DAVID PATON AS HIS OWN PILOT
For a few short years during the mid-1970s, Scottish pop-rockers Pilot ruled the airwaves. The group’s first hit, Magic, made it to No. 5 on the U.S. charts in 1974. Although the follow-up single, January, only peaked at No. 87 in the U.S., it topped the charts in the U.K. and Australia in 1975. But success also brought management issues, which led to the band’s early demise. For Pilot’s main singer-songwriter and bassist David Paton it also brought a shift from being in front of the spotlight to moving behind the scenes as an in-demand session player after Pilot. Session work led Paton to joining the Alan Parsons Project, as well as working with such music heavyweights as Elton John.
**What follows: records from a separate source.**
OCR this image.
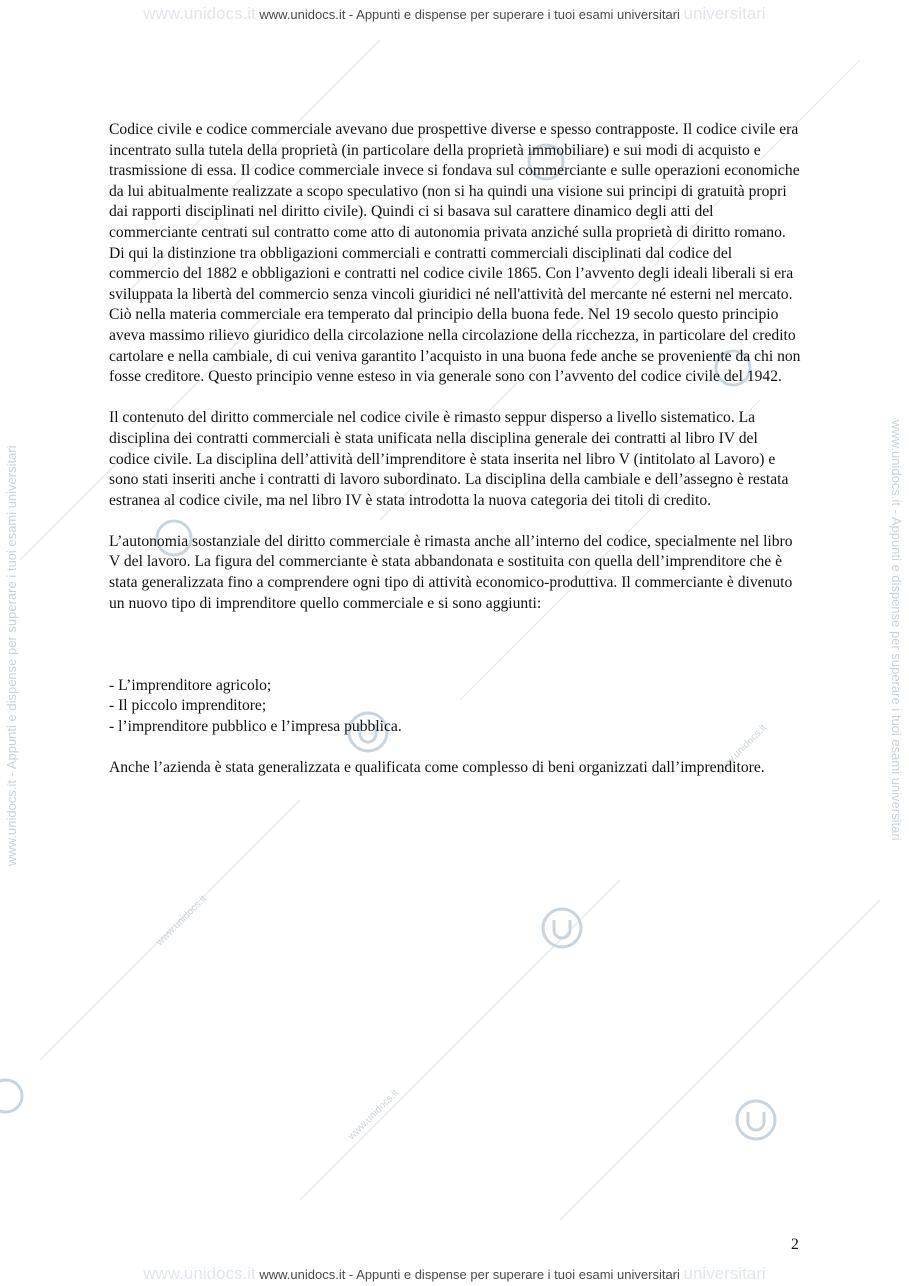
www.unidocs.it
www.unidocs.it
www.unidocs.it
www.unidocs.it www.unidocs.it - Appunti e dispense per superare i tuoi esami universitari universitari
www.unidocs.it - Appunti e dispense per superare i tuoi esami universitari	www.unidocs.it - Appunti e dispense per superare i tuoi esami universitari

Codice civile e codice commerciale avevano due prospettive diverse e spesso contrapposte. Il codice civile era incentrato sulla tutela della proprietà (in particolare della proprietà immobiliare) e sui modi di acquisto e trasmissione di essa. Il codice commerciale invece si fondava sul commerciante e sulle operazioni economiche da lui abitualmente realizzate a scopo speculativo (non si ha quindi una visione sui principi di gratuità propri dai rapporti disciplinati nel diritto civile). Quindi ci si basava sul carattere dinamico degli atti del commerciante centrati sul contratto come atto di autonomia privata anziché sulla proprietà di diritto romano. Di qui la distinzione tra obbligazioni commerciali e contratti commerciali disciplinati dal codice del commercio del 1882 e obbligazioni e contratti nel codice civile 1865. Con l’avvento degli ideali liberali si era sviluppata la libertà del commercio senza vincoli giuridici né nell'attività del mercante né esterni nel mercato. Ciò nella materia commerciale era temperato dal principio della buona fede. Nel 19 secolo questo principio aveva massimo rilievo giuridico della circolazione nella circolazione della ricchezza, in particolare del credito cartolare e nella cambiale, di cui veniva garantito l’acquisto in una buona fede anche se proveniente da chi non fosse creditore. Questo principio venne esteso in via generale sono con l’avvento del codice civile del 1942.

Il contenuto del diritto commerciale nel codice civile è rimasto seppur disperso a livello sistematico. La disciplina dei contratti commerciali è stata unificata nella disciplina generale dei contratti al libro IV del codice civile. La disciplina dell’attività dell’imprenditore è stata inserita nel libro V (intitolato al Lavoro) e sono stati inseriti anche i contratti di lavoro subordinato. La disciplina della cambiale e dell’assegno è restata estranea al codice civile, ma nel libro IV è stata introdotta la nuova categoria dei titoli di credito.

L’autonomia sostanziale del diritto commerciale è rimasta anche all’interno del codice, specialmente nel libro V del lavoro. La figura del commerciante è stata abbandonata e sostituita con quella dell’imprenditore che è stata generalizzata fino a comprendere ogni tipo di attività economico-produttiva. Il commerciante è divenuto un nuovo tipo di imprenditore quello commerciale e si sono aggiunti:

- L’imprenditore agricolo;
- Il piccolo imprenditore;
- l’imprenditore pubblico e l’impresa pubblica.

Anche l’azienda è stata generalizzata e qualificata come complesso di beni organizzati dall’imprenditore.

2
www.unidocs.it www.unidocs.it - Appunti e dispense per superare i tuoi esami universitari universitari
Forty-five years after the band’s halcyon days, a new box set that collects every Pilot album recorded celebrates the band’s glorious musical output.
“I received a phone call from the Cherry Red record company” explains Paton, down the line from his home in Scotland, on how the new box set came about. “They had put out Pilot albums in the past, the three EMI (1977) that’s part of the box set, too. It’s unusual that they would do that, as I don’t think that will happen again. So I’m delighted with it all. They also had a journalist get in touch with me and I did an interview with him, and a lot of that interview appears in the sleeve notes.”